I turned off my automatic updates yesterday because their stupid "reserve now" flag kept popping up. Recently I saw an unfamiliar file so I went looking to see what it was. It's Microsoft and it's causing issues with some computers so I deleted it. 

A few days later it was back, that's when I turned off the auto updates. So far it hasn't returned. This morning is when I learned about the forced download of 10. We are talking 2 to 3 gigs of data use if they download this thing.


----------



## Nm156 (May 16, 2015)

I hear ya, i'm watching to see if i can catch it and let it download on my free time between midnight and 5 am.


----------



## robin416 (Sep 8, 2013)

From what I'm reading, you can't schedule it. It might be best to turn off auto updates and wait up until two in the AM or get up early and then let it update. Thing is, no one knows when the release is going to happen.

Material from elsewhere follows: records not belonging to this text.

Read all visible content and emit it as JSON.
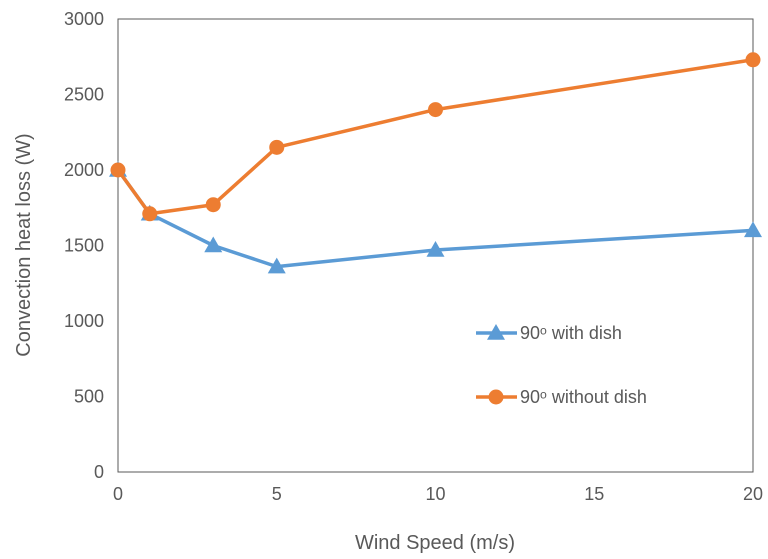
{
  "chart_data": {
    "type": "line",
    "x": [
      0,
      1,
      3,
      5,
      10,
      20
    ],
    "x_tick_values": [
      0,
      5,
      10,
      15,
      20
    ],
    "x_tick_labels": [
      "0",
      "5",
      "10",
      "15",
      "20"
    ],
    "xlim": [
      0,
      20
    ],
    "y_tick_values": [
      0,
      500,
      1000,
      1500,
      2000,
      2500,
      3000
    ],
    "y_tick_labels": [
      "0",
      "500",
      "1000",
      "1500",
      "2000",
      "2500",
      "3000"
    ],
    "ylim": [
      0,
      3000
    ],
    "xlabel": "Wind Speed (m/s)",
    "ylabel": "Convection heat loss (W)",
    "grid": false,
    "legend_position": "right",
    "series": [
      {
        "name": "90ᵒ with dish",
        "values": [
          2000,
          1710,
          1500,
          1360,
          1470,
          1600
        ],
        "color": "#5b9bd5",
        "marker": "triangle"
      },
      {
        "name": "90ᵒ without dish",
        "values": [
          2000,
          1710,
          1770,
          2150,
          2400,
          2730
        ],
        "color": "#ed7d31",
        "marker": "circle"
      }
    ]
  }
}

I've only got a total of 6 gigs since I use a hot spot, there is no free time like the Sats have.


----------



## ricepaddydaddy (Jun 22, 2012)

I was gifted last year with an HP laptop with Windows 8.1. I really don't care for the Window 8.1, I'm used to Windows XP.
Is it true that 8.1 users will be able to upgrade to 10 free of charge?

Is this what you are talking about above? I'm a computer dummy, so please excuse me if I'm asking stupid questions.


----------



## robin416 (Sep 8, 2013)

Not stupid at all. I intentionally ordered my new computer with 7 on it because of all the negative comments about 8. And 8 uses more data than 7.

Yes, you should be getting it. Do you see an unfamiliar icon on the lower left of your screen? That is the notification for the release of Windows 10. It says to reserve your copy to do whatever. I don't want it because of the file size and past issues when they first released Vista. It's going to have to be out there for a while before I venture in that territory. 

I also just learned, we can not prevent updates in the future with 10. That means if I'm close to my limit on data for the month it could push me over and cost extra bucks.


----------